Company updates often cover key milestones in the CATT1 Phase 3 trial of cadisegliatin in adults with type 1 diabetes, including trial initiation, randomization of the first study participant, and expectations for topline data. vTv Therapeutics also issues news on its Phase 2 clinical study protocol for cadisegliatin as an adjunctive therapy to insulin in people with type 2 diabetes, developed in collaboration with M42’s Insights Research Organization & Solutions (IROS) for sites in the United Arab Emirates, Jordan, and Tunisia.

Investors following VTVT news can expect regular clinical development updates, such as preclinical and clinical data presentations at scientific meetings, including the INNODIA Symposium at the European Association for the Study of Diabetes Annual Meeting. The company also reports on intellectual property developments, including U.S. patent allowances for crystalline forms of cadisegliatin with patent terms running through 2041.

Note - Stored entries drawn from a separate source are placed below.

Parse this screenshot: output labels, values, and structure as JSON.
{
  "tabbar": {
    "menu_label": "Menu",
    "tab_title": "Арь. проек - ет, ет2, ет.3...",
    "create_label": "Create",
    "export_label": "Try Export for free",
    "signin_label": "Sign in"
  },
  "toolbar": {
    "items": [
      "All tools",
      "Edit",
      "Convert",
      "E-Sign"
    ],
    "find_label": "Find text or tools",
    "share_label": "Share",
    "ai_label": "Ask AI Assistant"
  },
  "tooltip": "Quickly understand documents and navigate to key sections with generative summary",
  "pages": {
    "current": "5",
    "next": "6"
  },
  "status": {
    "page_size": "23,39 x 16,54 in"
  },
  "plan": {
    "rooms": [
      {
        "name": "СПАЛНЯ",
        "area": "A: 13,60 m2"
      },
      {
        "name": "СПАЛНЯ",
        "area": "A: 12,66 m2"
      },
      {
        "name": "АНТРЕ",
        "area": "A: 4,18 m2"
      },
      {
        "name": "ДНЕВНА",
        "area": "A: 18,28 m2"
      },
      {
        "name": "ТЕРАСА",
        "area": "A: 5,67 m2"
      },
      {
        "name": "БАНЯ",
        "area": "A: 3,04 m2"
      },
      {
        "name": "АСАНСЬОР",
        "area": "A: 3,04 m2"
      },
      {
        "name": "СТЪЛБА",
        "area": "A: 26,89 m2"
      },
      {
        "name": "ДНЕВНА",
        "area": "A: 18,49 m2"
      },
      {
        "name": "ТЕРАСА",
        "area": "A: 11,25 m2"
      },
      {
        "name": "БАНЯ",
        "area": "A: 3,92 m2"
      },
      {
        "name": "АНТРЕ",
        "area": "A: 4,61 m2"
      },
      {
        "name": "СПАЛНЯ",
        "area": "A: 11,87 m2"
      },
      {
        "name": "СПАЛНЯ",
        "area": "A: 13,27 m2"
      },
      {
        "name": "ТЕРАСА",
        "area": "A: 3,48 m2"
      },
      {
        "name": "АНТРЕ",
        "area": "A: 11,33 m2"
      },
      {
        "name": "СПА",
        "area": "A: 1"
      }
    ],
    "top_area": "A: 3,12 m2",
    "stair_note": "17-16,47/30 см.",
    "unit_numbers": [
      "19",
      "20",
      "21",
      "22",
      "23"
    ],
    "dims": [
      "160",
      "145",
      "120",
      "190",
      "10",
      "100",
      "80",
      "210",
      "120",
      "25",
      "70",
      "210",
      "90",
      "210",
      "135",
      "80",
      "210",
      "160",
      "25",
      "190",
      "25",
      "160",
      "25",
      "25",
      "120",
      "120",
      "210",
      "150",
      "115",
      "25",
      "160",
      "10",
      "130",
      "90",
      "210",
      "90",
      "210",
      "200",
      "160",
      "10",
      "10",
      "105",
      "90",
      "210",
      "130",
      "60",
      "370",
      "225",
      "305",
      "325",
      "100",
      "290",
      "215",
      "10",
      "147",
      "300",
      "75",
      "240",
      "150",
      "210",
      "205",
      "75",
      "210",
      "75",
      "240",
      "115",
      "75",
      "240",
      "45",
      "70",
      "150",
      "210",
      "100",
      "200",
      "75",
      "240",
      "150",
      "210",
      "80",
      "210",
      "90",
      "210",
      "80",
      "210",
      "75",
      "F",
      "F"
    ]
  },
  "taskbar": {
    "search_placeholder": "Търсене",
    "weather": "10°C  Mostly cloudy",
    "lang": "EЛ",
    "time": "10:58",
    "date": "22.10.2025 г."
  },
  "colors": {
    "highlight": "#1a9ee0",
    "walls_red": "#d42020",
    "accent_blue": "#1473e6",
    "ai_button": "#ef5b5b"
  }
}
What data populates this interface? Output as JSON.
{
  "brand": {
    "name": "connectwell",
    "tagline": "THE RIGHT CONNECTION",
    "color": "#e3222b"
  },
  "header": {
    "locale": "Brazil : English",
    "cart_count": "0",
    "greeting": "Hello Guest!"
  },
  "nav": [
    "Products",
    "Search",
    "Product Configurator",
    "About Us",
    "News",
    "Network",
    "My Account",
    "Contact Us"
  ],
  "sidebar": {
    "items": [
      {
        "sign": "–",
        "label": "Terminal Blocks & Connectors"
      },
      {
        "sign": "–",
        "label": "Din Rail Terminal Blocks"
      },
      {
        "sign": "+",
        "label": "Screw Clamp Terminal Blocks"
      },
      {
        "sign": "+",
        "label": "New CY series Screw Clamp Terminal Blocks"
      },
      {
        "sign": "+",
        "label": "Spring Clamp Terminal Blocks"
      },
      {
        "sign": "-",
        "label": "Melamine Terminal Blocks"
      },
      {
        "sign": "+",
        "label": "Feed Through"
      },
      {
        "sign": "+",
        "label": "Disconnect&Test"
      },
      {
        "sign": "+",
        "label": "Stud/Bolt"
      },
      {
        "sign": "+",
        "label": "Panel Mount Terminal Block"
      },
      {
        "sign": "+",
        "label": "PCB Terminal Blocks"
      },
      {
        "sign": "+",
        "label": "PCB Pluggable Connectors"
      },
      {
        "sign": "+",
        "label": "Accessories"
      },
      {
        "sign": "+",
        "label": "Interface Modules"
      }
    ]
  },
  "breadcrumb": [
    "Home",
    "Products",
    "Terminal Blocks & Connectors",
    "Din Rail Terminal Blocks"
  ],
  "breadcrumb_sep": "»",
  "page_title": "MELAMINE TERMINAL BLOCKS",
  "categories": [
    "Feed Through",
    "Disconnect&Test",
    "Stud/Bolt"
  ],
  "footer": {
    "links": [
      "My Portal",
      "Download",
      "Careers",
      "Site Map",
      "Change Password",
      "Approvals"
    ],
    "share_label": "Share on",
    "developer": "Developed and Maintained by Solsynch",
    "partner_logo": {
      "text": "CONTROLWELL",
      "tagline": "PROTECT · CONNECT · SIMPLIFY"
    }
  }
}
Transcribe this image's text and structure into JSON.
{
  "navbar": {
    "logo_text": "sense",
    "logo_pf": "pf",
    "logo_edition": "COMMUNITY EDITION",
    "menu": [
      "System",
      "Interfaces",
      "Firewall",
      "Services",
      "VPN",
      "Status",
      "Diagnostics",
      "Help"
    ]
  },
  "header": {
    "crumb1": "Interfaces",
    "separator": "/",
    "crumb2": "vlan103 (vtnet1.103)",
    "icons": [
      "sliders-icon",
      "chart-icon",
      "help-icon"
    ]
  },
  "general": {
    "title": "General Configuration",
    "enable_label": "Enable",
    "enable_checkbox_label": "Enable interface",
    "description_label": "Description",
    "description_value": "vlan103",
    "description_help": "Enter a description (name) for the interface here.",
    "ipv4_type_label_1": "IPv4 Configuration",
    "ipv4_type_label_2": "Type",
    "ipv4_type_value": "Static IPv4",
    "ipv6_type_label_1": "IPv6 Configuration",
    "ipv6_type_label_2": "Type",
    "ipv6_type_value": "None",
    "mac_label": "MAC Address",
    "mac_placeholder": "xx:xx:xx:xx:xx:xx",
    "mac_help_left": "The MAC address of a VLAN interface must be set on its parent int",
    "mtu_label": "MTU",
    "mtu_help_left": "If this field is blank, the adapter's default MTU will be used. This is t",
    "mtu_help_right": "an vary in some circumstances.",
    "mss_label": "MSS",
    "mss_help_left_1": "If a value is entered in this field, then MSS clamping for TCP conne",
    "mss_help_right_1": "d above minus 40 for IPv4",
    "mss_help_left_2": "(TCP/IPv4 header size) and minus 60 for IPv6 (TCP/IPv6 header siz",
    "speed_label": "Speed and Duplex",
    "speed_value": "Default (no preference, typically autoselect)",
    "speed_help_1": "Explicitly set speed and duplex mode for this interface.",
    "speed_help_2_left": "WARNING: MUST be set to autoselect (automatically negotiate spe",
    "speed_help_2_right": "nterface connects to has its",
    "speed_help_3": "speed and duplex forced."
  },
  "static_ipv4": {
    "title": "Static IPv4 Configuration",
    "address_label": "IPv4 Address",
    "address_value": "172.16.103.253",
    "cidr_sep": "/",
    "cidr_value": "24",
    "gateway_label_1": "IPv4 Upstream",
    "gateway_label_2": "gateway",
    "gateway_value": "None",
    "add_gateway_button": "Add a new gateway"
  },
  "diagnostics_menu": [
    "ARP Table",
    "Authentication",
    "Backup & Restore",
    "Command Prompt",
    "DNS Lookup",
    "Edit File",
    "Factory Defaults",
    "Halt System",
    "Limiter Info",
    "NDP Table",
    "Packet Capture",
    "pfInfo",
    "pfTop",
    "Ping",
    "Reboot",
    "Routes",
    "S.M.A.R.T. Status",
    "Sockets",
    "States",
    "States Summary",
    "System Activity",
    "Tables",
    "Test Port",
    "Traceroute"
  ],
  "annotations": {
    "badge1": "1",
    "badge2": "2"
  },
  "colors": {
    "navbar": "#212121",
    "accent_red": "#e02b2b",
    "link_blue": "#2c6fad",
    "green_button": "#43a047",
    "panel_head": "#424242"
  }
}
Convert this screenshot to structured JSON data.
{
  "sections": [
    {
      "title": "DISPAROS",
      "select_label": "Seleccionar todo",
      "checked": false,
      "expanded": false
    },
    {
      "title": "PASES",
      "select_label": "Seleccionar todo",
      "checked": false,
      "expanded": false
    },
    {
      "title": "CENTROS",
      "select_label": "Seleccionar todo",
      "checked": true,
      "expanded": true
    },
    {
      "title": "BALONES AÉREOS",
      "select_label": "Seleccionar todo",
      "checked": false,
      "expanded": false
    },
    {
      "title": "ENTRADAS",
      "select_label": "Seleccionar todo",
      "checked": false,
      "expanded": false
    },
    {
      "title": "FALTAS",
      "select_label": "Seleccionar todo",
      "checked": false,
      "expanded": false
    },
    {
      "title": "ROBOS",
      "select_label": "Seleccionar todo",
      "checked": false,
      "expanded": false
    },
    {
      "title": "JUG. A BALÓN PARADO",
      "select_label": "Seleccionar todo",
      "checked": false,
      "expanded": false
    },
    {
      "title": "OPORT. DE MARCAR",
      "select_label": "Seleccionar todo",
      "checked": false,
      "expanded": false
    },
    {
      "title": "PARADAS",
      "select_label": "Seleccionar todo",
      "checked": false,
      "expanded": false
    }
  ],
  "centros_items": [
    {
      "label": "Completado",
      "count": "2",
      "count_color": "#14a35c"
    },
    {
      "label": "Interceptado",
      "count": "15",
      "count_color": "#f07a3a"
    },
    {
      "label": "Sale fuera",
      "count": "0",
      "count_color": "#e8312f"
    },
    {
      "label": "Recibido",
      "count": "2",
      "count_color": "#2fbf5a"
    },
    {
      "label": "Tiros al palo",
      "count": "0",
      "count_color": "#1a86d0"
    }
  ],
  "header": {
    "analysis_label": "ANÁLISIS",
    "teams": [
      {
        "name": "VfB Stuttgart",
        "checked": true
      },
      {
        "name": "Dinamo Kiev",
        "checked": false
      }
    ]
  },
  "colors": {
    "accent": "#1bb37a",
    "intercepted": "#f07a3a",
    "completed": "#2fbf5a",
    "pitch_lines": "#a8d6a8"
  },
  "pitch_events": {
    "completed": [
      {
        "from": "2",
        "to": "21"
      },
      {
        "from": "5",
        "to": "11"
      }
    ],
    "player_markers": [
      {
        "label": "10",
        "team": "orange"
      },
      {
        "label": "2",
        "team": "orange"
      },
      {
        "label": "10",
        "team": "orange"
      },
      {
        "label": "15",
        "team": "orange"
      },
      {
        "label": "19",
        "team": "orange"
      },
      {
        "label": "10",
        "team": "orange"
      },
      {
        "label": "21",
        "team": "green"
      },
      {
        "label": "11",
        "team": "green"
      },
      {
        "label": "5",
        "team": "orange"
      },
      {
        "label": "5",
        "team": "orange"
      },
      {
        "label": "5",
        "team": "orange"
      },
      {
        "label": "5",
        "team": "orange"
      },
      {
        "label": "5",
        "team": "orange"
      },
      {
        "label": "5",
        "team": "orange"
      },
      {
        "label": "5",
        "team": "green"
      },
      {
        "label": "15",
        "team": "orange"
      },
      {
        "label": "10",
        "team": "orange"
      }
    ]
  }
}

Another recurring theme in vTv Therapeutics news is financing and corporate activity, such as private placements with healthcare institutional investors and the T1D Fund intended to support the CATT1 Phase 3 trial and broader cadisegliatin program. Updates on participation in investor conferences and changes to scientific advisory structures also appear in the news flow.

For readers tracking VTVT stock, this news page aggregates company press releases and related coverage so they can monitor progress in clinical trials, regulatory interactions, patent protection, and capital-raising efforts tied to vTv Therapeutics’ diabetes-focused pipeline.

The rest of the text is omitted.